After receiving the approval of the EU Member States, through the Article 31 Committee, last Friday, the European Commission has today, July 12th, 2016, formally adopted the Adequacy Decision necessary to implement the EU-U.S. Privacy Shield (the Decision).
The Decision will be notified to Member States today and, as such, will be effective immediately.
The adoption process had stalled in recent months due to ongoing concerns about the access to personal data by public authorities in the U.S. You can read about some of these concerns in our previous blog post.
The European Commission has received further commitments from the U.S. and has agreed clarifications and improvements on the bulk collection of data, strengthening the Ombudsperson mechanism and more explicit obligations on companies as regards limits on retention and onward transfers. Those commitments and clarifications have been sufficient to allay the EU member states, at least for now.
The Privacy Shield is subject to an annual review mechanism.
Companies can now start to assess the finer detail of the Privacy Shield: what obligations must they comply with?; what processes must they implement?; what potential liability might they be accepting?. The Privacy Shield Principles, which will form the basis of the additional obligations US companies must comply with, can be found in Annex 2 to the Decision.
Once companies have reviewed the Privacy Shield and have taken steps to update their compliance, they can certify with the U.S. Department of Commerce from 1 August.
Compliance with the Privacy Shield will be more burdensome than its previous incarnation Safe Harbor. Given this and the scope for potential challenge (see below), organisations will need to consider carefully whether the Privacy Shield is an appropriate mechanism to legitimise EU-U.S. transfers of personal data.
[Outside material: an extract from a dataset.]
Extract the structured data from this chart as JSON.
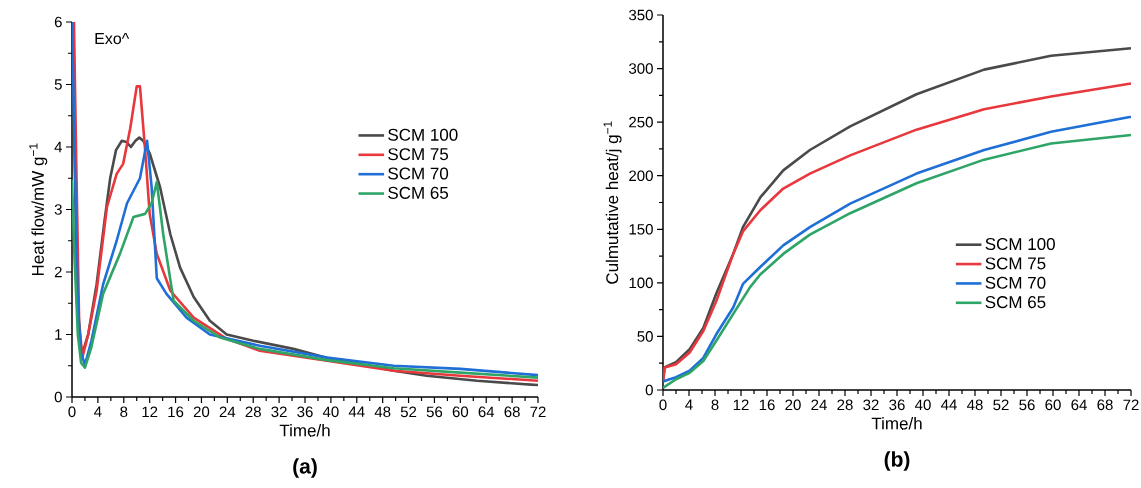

In due course, we will provide more information on the detailed requirements of the Privacy Shield and practical guidance on next steps.
Potential Schrems Challenge?
The European Commission is keen to stress the additional protection the Privacy Shield affords personal data transferred to the U.S. and the certainty it provides for businesses. However, there remain some concerns, especially among privacy advocates, that the new regime does not meet the conditions set out in the judgment of the Court of Justice of the European Union from October last year and does not provide the requisite equivalent protection for personal data to be lawfully transferred outside of the EU mainly due to the lack of clear limitations on U.S. intelligence authorities’ access to data.
It is very likely there will be a challenge to the Privacy Shield, which might face the same fate as the original EU-U.S. Safe Harbor. In fact, both Max Schrems, the original complainant in the Safe Harbor case, and Jan Philipp Albrecht, the MEP that was responsible for the passage of the new European General Data Protection Regulation, both have come out to say that the level of protection is not sufficient, with Albrecht calling the Privacy Shield a “blank cheque for data transfers”.